160. The potential trip list? The number of people queuing to get through the gate on this flight? No, actually the number of words in the ingredients list of the 'Winter fruit frangipane' served up by British Airways on this late evening departure from Heathrow - strange it tasted of so little then. I ruminated on this as we passed over the twinkling lights of Baghdad below, just ahead of dawn on the home strait of the six-hour flight to Kuwait City.

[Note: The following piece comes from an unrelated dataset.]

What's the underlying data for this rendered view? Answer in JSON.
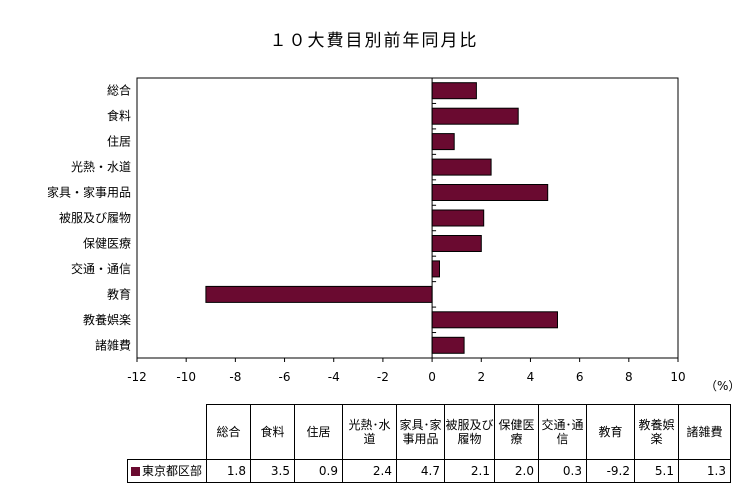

After laborious visa procedures Roy Beddard and I were met by the welcoming figure of Pekka Fågel, an ex-pat Finn who spends much of his time in Kuwait, and our guide for the next few days. Pekka whisked us off to the Sabah Al-Ahmed Nature Reserve, an extensive enclosed sanctuary where desert vegetation has been able to regenerate without the ground-clearing ravages of herds of goats. Our first Isabelline and Desert Wheatears, Lesser Short-toed, Bar-tailed and Greater Hoopoe Larks and Asian Desert Warblers indicated the diversity such restored desert habitat could hold, while Eastern Mourning and Persian Wheatears added even more glamour.

Elsewhere, we struck lucky with a group of three Macqueen's Bustards - a species at risk from hunters here as in many places. While racing off down the track to try and relocate them, we flushed a fourth bird which gave even closer (and briefer) views before disappearing at speed.

High on our success in the desert, we moved on to Jahra Farms, where highlights included my first Indian Roller in the Western Palearctic (at least as defined by Stanley Cramp et al), as well as White-throated Kingfisher, Black-throated Thrush and Isabelline Shrike. Identification of the different forms of this last species continue to prove problematic, but on current understanding it seems that the regular wintering birds in Kuwait are most likely to be so-called Daurian Shrikes.

We ended the day with a visit to the tidal shores of Kuwait Bay at Sulaibikhat, where numerous Crab-plovers, Marsh and Terek Sandpipers, Greater Sand Plover and Heuglin's Gull were among the more notable species.